Com relação às quilomicronemias, o Dr. Márcio explicou que a quilomicronemia multifatorial tem gênese mais complexa e geralmente é mais comum do que a síndrome da quilomicronemia familiar. “A síndrome da quilomicronemia familiar é tão grave que praticamente não precisa de fator secundário, ou seja, a causa monogênica, por si só, já leva a um quadro de hipertrigliceridemia grave. Por outro lado, a multifatorial depende também dos fatores secundários”, disse o médico, lembrando que essas causas secundárias envolvem uma extensa lista de fatores, entre eles, o ganho ponderal, uso abusivo de álcool, obesidade, síndrome metabólica, resistência insulínica, diabetes mellitus tipo 1 e 2, hipotireoidismo, doenças renais, gravidez, paraproteinemia, doenças autoimunes e medicamentos. Entre os fármacos estão, por exemplo, estrogênio oral, tamoxifeno, isotretinoína, ciclosporina, sirolimus, L-asparaginase, propofol, inibidores da protease e interferon. Outros medicamentos, como tiazida, betabloqueadores e glicocorticoides, também podem ser causas secundárias, mas o efeito é menor do que os citados anteriormente.
Quando se suspeita de síndrome da quilomicronemia familiar, o Dr. Márcio considera que vale a pena solicitar um teste genético. Essa medida pode ser importante também para verificar a necessidade de rastrear familiares. Já no caso da quilomicronemia multifatorial a investigação genética pode não ser tão relevante, visto que o resultado interferirá pouco na conduta médica.

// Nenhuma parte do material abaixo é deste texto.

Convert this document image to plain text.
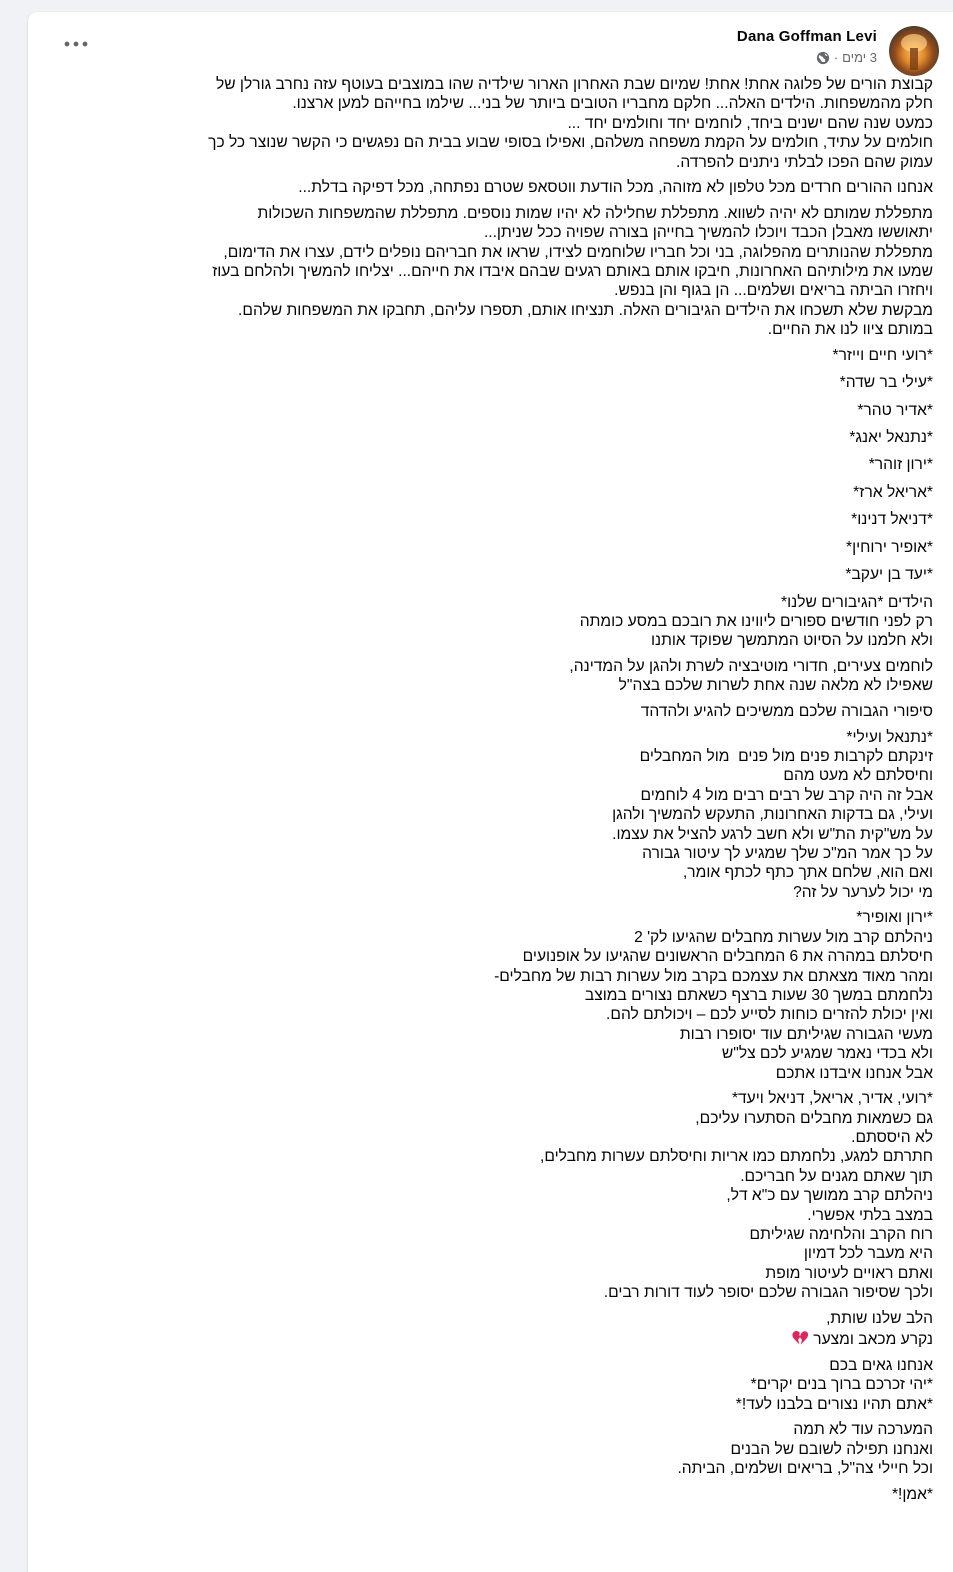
Dana Goffman Levi
· 3 ימים

קבוצת הורים של פלוגה אחת! אחת! שמיום שבת האחרון הארור שילדיה שהו במוצבים בעוטף עזה נחרב גורלן של
חלק מהמשפחות. הילדים האלה... חלקם מחבריו הטובים ביותר של בני... שילמו בחייהם למען ארצנו.
כמעט שנה שהם ישנים ביחד, לוחמים יחד וחולמים יחד ...
חולמים על עתיד, חולמים על הקמת משפחה משלהם, ואפילו בסופי שבוע בבית הם נפגשים כי הקשר שנוצר כל כך
עמוק שהם הפכו לבלתי ניתנים להפרדה.

אנחנו ההורים חרדים מכל טלפון לא מזוהה, מכל הודעת ווטסאפ שטרם נפתחה, מכל דפיקה בדלת...

מתפללת שמותם לא יהיה לשווא. מתפללת שחלילה לא יהיו שמות נוספים. מתפללת שהמשפחות השכולות
יתאוששו מאבלן הכבד ויוכלו להמשיך בחייהן בצורה שפויה ככל שניתן...
מתפללת שהנותרים מהפלוגה, בני וכל חבריו שלוחמים לצידו, שראו את חבריהם נופלים לידם, עצרו את הדימום,
שמעו את מילותיהם האחרונות, חיבקו אותם באותם רגעים שבהם איבדו את חייהם... יצליחו להמשיך ולהלחם בעוז
ויחזרו הביתה בריאים ושלמים... הן בגוף והן בנפש.
מבקשת שלא תשכחו את הילדים הגיבורים האלה. תנציחו אותם, תספרו עליהם, תחבקו את המשפחות שלהם.
במותם ציוו לנו את החיים.

*רועי חיים וייזר*

*עילי בר שדה*

*אדיר טהר*

*נתנאל יאנג*

*ירון זוהר*

*אריאל ארז*

*דניאל דנינו*

*אופיר ירוחין*

*יעד בן יעקב*

הילדים *הגיבורים שלנו*
רק לפני חודשים ספורים ליווינו את רובכם במסע כומתה
ולא חלמנו על הסיוט המתמשך שפוקד אותנו

לוחמים צעירים, חדורי מוטיבציה לשרת ולהגן על המדינה,
שאפילו לא מלאה שנה אחת לשרות שלכם בצה"ל

סיפורי הגבורה שלכם ממשיכים להגיע ולהדהד

*נתנאל ועילי*
זינקתם לקרבות פנים מול פנים  מול המחבלים
וחיסלתם לא מעט מהם
אבל זה היה קרב של רבים רבים מול 4 לוחמים
ועילי, גם בדקות האחרונות, התעקש להמשיך ולהגן
על מש"קית הת"ש ולא חשב לרגע להציל את עצמו.
על כך אמר המ"כ שלך שמגיע לך עיטור גבורה
ואם הוא, שלחם אתך כתף לכתף אומר,
מי יכול לערער על זה?

*ירון ואופיר*
ניהלתם קרב מול עשרות מחבלים שהגיעו לק' 2
חיסלתם במהרה את 6 המחבלים הראשונים שהגיעו על אופנועים
ומהר מאוד מצאתם את עצמכם בקרב מול עשרות רבות של מחבלים-
נלחמתם במשך 30 שעות ברצף כשאתם נצורים במוצב
ואין יכולת להזרים כוחות לסייע לכם – ויכולתם להם.
מעשי הגבורה שגיליתם עוד יסופרו רבות
ולא בכדי נאמר שמגיע לכם צל"ש
אבל אנחנו איבדנו אתכם

*רועי, אדיר, אריאל, דניאל ויעד*
גם כשמאות מחבלים הסתערו עליכם,
לא היססתם.
חתרתם למגע, נלחמתם כמו אריות וחיסלתם עשרות מחבלים,
תוך שאתם מגנים על חבריכם.
ניהלתם קרב ממושך עם כ"א דל,
במצב בלתי אפשרי.
רוח הקרב והלחימה שגיליתם
היא מעבר לכל דמיון
ואתם ראויים לעיטור מופת
ולכך שסיפור הגבורה שלכם יסופר לעוד דורות רבים.

הלב שלנו שותת,

נקרע מכאב ומצער

אנחנו גאים בכם
*יהי זכרכם ברוך בנים יקרים*
*אתם תהיו נצורים בלבנו לעד!*

המערכה עוד לא תמה
ואנחנו תפילה לשובם של הבנים
וכל חיילי צה"ל, בריאים ושלמים, הביתה.

*אמן!*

Segundo o especialista, o tratamento da pancreatite aguda é similar ao das outras etiologias. Insulina venosa, heparina e plasmaférese podem ser usadas em casos muito específicos. O tratamento preventivo engloba atuar nas causas secundárias, lançando mão de estratégias não farmacológicas (mudança no estilo de vida, incluindo abstinência alcoólica, perda ponderal, exercício aeróbico e alterações alimentares), bem como de fibratos e ômega 3 em altas doses, objetivando alcançar níveis de triglicerídeos < 500 mg/dL.
Hipercolesterolemia familiar
Segundo o Dr. Rodrigo Moreira (RJ), médico colaborador do Instituto Estadual de Diabetes e Endocrinologia do Rio de Janeiro (IEDE) e ex-presidente da SBEM (2019/2020), a hipercolesterolemia familiar é uma das doenças genéticas mais comuns no Brasil e, provavelmente, todo o endocrinologista se deparou com um caso no consultório. Embora em adultos a conduta seja muito clara (prescrição de estatinas), a situação pode ser mais desafiadora quando acomete crianças.
As diretrizes internacionais [6] recomendam que toda a criança tenha o perfil lipídico avaliado entre 9 e 11 anos de idade e depois entre 17 e 21 anos. A LDL do colesterol é considerada elevada quando estiver > 130 mg/dL. “Na maioria das crianças e adolescentes com LDL e triglicerídeos elevados, estamos falando de obesidade, de causa secundária e vemos valores em torno de 140 a 150 mg/dL. Valores > 300 mg/dL indicam hipercolesterolemia familiar”, alertou o palestrante, e acrescentou que mesmo nesses casos é necessário excluir causas secundárias, por exemplo, hipotireoidismo, síndrome nefrótica e doenças hepáticas.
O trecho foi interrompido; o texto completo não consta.